Todos os anos é a mesma coisa. A comunicação social eleva-se aos céus, apontando o dedo aos maus condutores, o policia fala envergonhado para a televisão, a velhota em casa chora os mortos e o taxista “fogareiro” enraivece-se com tanta azelhice do condutor alheio. Contudo, os acidentes são os mesmos de ano para ano, as mortes também.

Como não quero ter a autoridade moral para criticar beltrano e sicrano, vou ficar-me com o relato de uma pequena conversa que tive hoje com um condutor muito suspeito:

- Vai sair hoje? – perguntou-me o taxista.
- Sim.
- Para o lugar do costume? – perguntou-me o homem com um sorriso.
Como a resposta foi afirmativa, o taxista começou logo a sua correria do costume. Passei cerca de metade da viagem sem falar. Estava cansado e, para além disso, nunca consigo conversar decentemente com o senhor.
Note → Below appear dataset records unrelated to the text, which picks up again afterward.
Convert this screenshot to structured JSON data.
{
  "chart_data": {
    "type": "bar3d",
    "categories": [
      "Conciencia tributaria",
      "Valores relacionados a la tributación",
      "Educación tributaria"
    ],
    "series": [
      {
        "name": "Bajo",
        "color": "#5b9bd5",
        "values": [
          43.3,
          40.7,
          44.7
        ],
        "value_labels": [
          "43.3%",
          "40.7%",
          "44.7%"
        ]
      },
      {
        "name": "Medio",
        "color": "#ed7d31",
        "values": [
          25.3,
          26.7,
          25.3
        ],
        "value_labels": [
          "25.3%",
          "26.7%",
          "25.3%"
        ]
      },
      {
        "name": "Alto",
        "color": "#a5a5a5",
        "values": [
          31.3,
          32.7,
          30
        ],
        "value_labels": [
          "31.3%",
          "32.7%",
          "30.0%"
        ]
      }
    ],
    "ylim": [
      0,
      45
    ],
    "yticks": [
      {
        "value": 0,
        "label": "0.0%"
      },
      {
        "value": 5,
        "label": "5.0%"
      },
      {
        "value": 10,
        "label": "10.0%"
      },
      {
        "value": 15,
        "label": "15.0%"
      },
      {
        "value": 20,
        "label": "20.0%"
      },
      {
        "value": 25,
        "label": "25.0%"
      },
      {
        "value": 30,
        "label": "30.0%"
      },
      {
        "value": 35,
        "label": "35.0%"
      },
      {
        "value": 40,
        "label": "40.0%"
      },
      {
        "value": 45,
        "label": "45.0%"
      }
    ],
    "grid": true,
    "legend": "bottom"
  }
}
Para dizer a verdade, nunca sinto vontade de conversar com taxistas.
Mas, o dócil taxista lá tentou quebrar a monotonia:
- Parece impossível. Os portugueses não sabem conduzir e, os que sabem, devem ter muito azar.
- Porquê?- perguntei com um bocejo involuntário.
- Veja bem o que aconteceu a um amigo meu... Ele ia a entrar na sua aldeia... Estava mesmo a chegar a casa. Então não é que o carro sai da estrada e começa às cambalhotas pelos batatais.
Eu, espantado com a história que tinha acabado de ouvir, desabafei ingenuamente:
- Calculo que o seu colega goste de andar depressa...
- Por acaso até gosta. Mas...Não foi por causa disso; o Zé ia a 150 k/h mas aquilo foi azar.
Nem queria acreditar naquilo que acabara de ouvir:
- O senhor só pode estar a brincar. Ninguém entra numa aldeia a essa velocidade.
- Não, meu caro jovem. No caso dele, o problema foi uma pequena distracção. É como se diz, “ um pequeno descuido e é a morte do artista.”

Não quis dizer nem mais uma palavra até chegar ao meu destino.